The Racial Integrity Act was introduced in 1924 in the General Assembly as Senate Bill No. 219, then as House Bill No. 311. When the act was passed, it prohibited interracial marriage and defined a white person as someone "who has no trace whatsoever of any blood other than Caucasian." The act was passed to preserve “whiteness” against race-mixing and required that individuals fill out a certificate of racial composition. Originally, the act required that all individuals register their race, but many white Virginians did not want to do so. The act changed the requirement for individuals born before June 14, 1924, and the completion of certificates would be voluntary. In addition, the cost to register was placed on the individual, not the state.
When the act was introduced, persons with traces of American Indian ancestry were still granted the right to marry white individuals -- this exception came about as some prominent white elites claimed to be descendants of Pocahontas and John Rolfe. During that time, a white person was defined as an individual who had less than one sixty-fourth part Indian and no African American heritage. The law was later revised and changed the definition of whiteness in Virginia a "whose blood is entirely white, having no known, demonstrable or ascertainable admixture of the blood of another race.” The Racial Integrity Act remained law until 1967 when the U.S Supreme Court found it unconstitutional in the Loving v. Virginia case.
Richard and Mildred Loving were from Caroline County, Virginia. After a long courtship, they decided they wanted to be married. On June 2, 1958, Richard and Mildred Loving traveled to Washington, D.C. to obtain a legal marriage. They then returned to Virginia where interracial marriages were illegal. On July 11 of the same year, a warrant for their arrest was issued stating they broke the law by obtaining a marriage license in violation of the Racial Integrity Act. They were found guilty and were told to leave the Commonwealth of Virginia for 25 years. They could only return to visit family if they traveled separately and were not in the Commonwealth at the same time. They coupe moved to Washington D.C. and lived there for five years before deciding they wanted to return to Virginia. After returning to the state to visit family, the couple was arrested again and released on bail. They took action to challenge the Racial Integrity Act on Constitutional grounds. They wrote a letter to the United States Attorney General Robert Kennedy, asking for his help. Kennedy then referred Mildred Loving to the American Civil Liberties Union (ACLU) for further assistance. In June 1963, Bernard Cohen, an ACLU attorney took up their case and a few months later, Philip Hirschkop, a lawyer who had been working on civil rights cases in Mississippi also joined the Loving’s legal team. The case was appealed all the way to the United States Supreme Court, where Cohen argued that the Racial Integrity Act violated the Lovings’ rights to due process. On June 12, 1967 the ruling in Loving v. Virginia was unanimously in favor of the Lovings stating that the Racial Integrity Act violated the Fourteenth Amendment.
The article published in Life Magazine on March 18, 1966, was written on the Lovings legal situation following the Virginia Supreme Court decision to uphold the 1924 Racial Integrity Act.
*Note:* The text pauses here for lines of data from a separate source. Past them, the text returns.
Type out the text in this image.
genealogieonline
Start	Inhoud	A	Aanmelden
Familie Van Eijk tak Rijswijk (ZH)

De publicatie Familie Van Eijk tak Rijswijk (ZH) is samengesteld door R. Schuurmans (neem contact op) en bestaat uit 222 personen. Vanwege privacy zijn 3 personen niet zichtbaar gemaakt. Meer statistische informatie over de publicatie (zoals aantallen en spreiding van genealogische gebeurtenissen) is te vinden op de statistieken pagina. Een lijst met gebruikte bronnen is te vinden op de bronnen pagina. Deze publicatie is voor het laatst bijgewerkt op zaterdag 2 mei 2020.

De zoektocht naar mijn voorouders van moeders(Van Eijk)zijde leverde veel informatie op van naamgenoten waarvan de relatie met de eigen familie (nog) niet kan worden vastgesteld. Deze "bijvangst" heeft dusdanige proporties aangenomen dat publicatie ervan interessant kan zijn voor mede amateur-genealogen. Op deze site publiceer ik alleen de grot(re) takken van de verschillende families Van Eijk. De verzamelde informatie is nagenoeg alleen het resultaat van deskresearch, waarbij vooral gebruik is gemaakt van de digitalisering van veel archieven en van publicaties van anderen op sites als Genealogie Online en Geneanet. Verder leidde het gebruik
Life Magazine was a national publication and brought the issue of interracial marriage in Virginia to the attention of people across the country.
Citation: The Crime of Being Married, Life Magazine, March 18, 1966, Virginia Chronicle, Library of Virginia.
Look At It: Look at the headline and images. What might be the subject of the article?
Think About It: Why do you think it took 43 years to overturn the Racial Integrity Act and allow interracial marriage in Virginia?
Social Media Spin: Create a social media post announcing the U.S Supreme Court's decision to rule in favor of the Lovings.
Current Connections: How is the right to marry the one you love still relevant today? Do challenges to marriage equality still exist today? Explain.